As Hollywood deteriorated in the 1970s and 1980s, the neighborhood around El Cabrillo became dangerous. In his book Lost Hollywood, David Wallace noted: "By the late 1980s, the problem had become so bad that those few residents who remained in once-celebrated buildings like El Cabrillo...would often have to lie on the floor to avoid being hit by bullets flying through their windows."

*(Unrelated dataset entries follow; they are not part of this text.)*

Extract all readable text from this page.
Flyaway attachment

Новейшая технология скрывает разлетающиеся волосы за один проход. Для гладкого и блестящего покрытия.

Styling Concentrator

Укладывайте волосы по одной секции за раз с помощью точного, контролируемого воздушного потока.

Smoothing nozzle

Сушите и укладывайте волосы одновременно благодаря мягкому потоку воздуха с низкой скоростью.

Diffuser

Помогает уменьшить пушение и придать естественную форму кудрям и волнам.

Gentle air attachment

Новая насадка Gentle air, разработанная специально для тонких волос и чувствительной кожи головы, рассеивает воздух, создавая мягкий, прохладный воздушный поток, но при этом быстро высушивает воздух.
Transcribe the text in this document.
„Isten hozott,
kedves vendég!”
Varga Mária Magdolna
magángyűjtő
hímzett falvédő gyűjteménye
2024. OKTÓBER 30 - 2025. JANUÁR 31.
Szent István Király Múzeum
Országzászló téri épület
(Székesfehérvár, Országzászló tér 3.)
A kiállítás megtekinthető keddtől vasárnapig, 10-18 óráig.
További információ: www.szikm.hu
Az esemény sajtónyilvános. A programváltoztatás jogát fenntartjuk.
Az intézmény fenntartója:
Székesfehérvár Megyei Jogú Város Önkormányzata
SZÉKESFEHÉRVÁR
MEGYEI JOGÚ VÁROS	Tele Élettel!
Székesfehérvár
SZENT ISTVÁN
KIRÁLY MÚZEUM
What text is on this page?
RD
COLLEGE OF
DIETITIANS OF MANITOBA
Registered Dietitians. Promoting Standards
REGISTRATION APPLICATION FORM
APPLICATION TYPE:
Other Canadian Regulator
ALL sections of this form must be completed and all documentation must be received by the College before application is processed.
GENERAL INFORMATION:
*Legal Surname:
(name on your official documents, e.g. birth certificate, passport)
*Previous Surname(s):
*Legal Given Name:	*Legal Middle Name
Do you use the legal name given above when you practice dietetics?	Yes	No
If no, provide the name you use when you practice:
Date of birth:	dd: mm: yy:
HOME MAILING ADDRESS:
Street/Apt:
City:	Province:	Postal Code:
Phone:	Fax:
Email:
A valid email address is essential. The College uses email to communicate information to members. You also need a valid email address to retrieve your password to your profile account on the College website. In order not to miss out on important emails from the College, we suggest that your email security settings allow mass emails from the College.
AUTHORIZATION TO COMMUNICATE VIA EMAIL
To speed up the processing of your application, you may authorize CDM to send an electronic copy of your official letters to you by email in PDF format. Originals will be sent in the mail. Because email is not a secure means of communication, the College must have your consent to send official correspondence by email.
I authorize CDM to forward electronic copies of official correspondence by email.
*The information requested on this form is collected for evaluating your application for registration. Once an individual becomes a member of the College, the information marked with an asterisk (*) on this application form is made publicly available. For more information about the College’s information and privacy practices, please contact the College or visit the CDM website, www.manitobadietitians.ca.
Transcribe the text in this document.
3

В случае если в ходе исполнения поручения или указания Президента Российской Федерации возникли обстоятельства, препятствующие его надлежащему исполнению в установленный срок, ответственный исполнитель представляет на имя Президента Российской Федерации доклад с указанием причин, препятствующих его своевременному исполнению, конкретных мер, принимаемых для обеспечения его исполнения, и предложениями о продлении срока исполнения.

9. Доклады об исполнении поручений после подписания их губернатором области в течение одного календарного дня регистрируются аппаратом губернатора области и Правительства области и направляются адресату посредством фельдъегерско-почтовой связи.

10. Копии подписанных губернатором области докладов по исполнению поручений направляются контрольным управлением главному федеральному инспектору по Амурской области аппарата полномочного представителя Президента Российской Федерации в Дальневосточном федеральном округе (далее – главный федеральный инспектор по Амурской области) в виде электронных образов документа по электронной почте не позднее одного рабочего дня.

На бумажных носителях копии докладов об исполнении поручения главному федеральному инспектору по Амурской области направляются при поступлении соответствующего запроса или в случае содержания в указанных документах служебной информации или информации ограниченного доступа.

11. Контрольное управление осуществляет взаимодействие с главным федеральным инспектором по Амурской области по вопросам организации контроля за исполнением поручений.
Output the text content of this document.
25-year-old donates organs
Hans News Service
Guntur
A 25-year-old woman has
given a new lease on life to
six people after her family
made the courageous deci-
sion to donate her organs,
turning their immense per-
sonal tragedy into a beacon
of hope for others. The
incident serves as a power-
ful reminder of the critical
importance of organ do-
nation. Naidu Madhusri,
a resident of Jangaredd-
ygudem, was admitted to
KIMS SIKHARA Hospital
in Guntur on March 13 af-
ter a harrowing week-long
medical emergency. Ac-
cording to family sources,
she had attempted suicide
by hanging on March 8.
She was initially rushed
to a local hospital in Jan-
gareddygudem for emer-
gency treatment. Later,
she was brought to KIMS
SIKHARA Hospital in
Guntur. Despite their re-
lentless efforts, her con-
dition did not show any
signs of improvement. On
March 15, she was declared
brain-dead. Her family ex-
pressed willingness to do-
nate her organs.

More recently, as the Hollywood area improved, El Cabrillo was renovated and converted into condominiums under its original name. When the conversion was completed in 2006, units were listed at prices in the $800,000 range.

==Use in the television series Chuck==
In 2007, the building was used as the shooting location for the home of the main character in the pilot of the NBC television series Chuck. The producers wanted to use "a courtyard apartment location that was reminiscent of old Hollywood/Echo Park," and selected El Cabrillo because it "offered many interesting textures – concrete blocks, wood spindle balconies, private balconies, an impressive interior courtyard turret and a courtyard fountain, and provided an amazing background for our characters to interact [in]."

After the series was picked up, the producers concluded it was not feasible to continue shooting on location at El Cabrillo, so the main character's apartment and El Cabrillo's courtyard were recreated, with some design modifications, on a Warner Bros. soundstage.

==Use in the television series Stalker==
In 2014, Producer Kevin Williamson selected El Cabrillo for the CBS television series Stalker. Stars Dylan McDermott and Maggie Q were filmed walking through the courtyard. McDermott, playing detective Jack Larsen, comments in episode 1 of the first season, "Beautiful place.. I wonder what it costs to live here."

Coincidentally, McDermott had previous history with the place, having starred in the 1997 film 'Til There was You, which used El Cabrillo as the central location and plot point.

==Historic designation==
The building was designated as a Historic-Cultural Monument (HCM #773) by the Los Angeles Cultural Heritage Commission in 2003. Two years later, in 2005, the building was listed in the National Register of Historic Places.